Like most immigrants, theirs was a quest for a better life, taking them to distant lands where they had to walk the delicate balancing act of transplanting themselves into foreign countries, while holding on to key elements of their culture which made them uniquely Asian. Some of these immigrants had to adjust to living in warm climates and adjusting to very different social, political and cultural landscapes. For many, that meant surrounding themselves with people from their home, ensuring that their culture and values remained intact. But it also meant not fully integrating into a world that you adopted as home. Did it make adjusting difficult? No-one knows the difficulties associated with that balancing act better than Michael Chow, a Chinese restaurateur who came to Barbados in 1987, along with his family. Many of today’s Chinese transplants who come to work as diplomats, health workers, government officials or others, are childless, with subsequent children being born here.

“I was 13 when I came here and I had no friends for the first year because I couldn’t speak the language,” he said recalling the experience. “When you’re a child you have no say in the decisions your parents make. My father came in 1987 so we had to come, but I remember being very reserved.”

Those reservations were compounded by the obvious language barrier, being unable to speak English fluently, and feeling out of place. Despite what feelings Chow may have harboured, he and his siblings did their best to adapt. Going to school in Barbados was unlike school in China which starts at 7:30 and ends at 4:30.

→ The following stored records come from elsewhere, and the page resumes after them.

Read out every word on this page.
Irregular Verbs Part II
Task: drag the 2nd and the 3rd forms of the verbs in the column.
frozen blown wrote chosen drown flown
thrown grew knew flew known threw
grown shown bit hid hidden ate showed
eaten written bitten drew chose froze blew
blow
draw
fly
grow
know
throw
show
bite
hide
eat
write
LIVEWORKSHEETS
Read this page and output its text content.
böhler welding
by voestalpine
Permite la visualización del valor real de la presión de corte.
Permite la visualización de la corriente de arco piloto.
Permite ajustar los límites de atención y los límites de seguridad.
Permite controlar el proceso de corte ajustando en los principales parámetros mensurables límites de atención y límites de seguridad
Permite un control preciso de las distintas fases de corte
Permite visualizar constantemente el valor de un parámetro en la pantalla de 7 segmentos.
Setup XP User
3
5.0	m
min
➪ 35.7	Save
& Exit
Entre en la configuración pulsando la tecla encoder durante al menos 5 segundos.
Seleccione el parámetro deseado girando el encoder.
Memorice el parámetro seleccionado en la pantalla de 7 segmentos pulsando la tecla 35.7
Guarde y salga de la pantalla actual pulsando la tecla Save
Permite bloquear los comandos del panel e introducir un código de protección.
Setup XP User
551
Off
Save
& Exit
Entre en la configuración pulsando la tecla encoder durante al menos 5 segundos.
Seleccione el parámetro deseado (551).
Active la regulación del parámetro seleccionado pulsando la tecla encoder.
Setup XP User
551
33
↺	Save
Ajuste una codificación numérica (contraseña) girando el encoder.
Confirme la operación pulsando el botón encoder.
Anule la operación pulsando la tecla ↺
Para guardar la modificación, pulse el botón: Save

“I went to school at St. George Secondary and then my family went to Canada where I did my tertiary education,” Chow said.” While most of my family chose to stay in Canada, my brother and I came back to Barbados.” Chow has never regretted making Barbados his permanent home. He has also forged strong ties among other Chinese in Barbados and serves as Vice President of the Chinese Association in Barbados. He has witnessed Chinese here putting down cultural roots and establishing deep bonds within the community. But when it was time for him to get married, he adhered to his Chinese traditions of choosing a wife that had been nurtured and vetted by his extended family, ensuring that Chinese traditions would be maintained.

Chow is now married and is a successful restaurant owner. “My children are Barbadian and they have adapted to the Barbadian culture,” Chow says. “But we maintain our traditional Chinese family values at home so that they know what is expected of them within our culture.”

Chow says he has seen the growth of Chinese organizations in Barbados, the Confucius Institute being one, along with the expansion of various Chinese cultural celebrations throughout the year in Barbados. He has also witnessed growing opportunities for Barbadians to study in China and cultural exchanges helping to educate people from both cultures.

Philomena Lee had an easier time adapting to Barbados than Chow. Lee, who is a mixture of Chinese and Trinidadian heritage, was born in Trinidad, but moved to China when she was just one year old.

“My father came in 1965 from Trinidad and my mother and my brothers a year after,” she said. “My sister and I didn’t come until 1967 because we stayed back with my grandmother.”

After leaving Trinidad to move to Barbados, 15-year-old Philomena and her sister went to Queens College for sixth form. The family settled in St. Matthias, Christ Church and was able to make a comfortable living. “My parents ran a general shop in St. Mathias and so everybody knew us because a lot of people used to come to the shop,” Lee recalled. “Even now when people see me on the streets of the old neighborhood they still call me Ms. Choo. The Chief Justice Sir Marston Gibson and Patrick Husbands, the jockey, all lived in the neighborhood. The shop is still there, but someone else runs it.” Lee, who speaks Cantonese, says most of the Chinese who come to Barbados speak Cantonese because they come from the south of China. In fact, most of the Chinese in Barbados, with the exception of diplomats and construction workers, speak Cantonese.

After 30 years in Barbados, Lee has established her own family roots with her family traditions firmly rooted in her Chinese legacy. Her extended family however, shows the blending of cultures and races which come from living in the mosaic that is the Caribbean.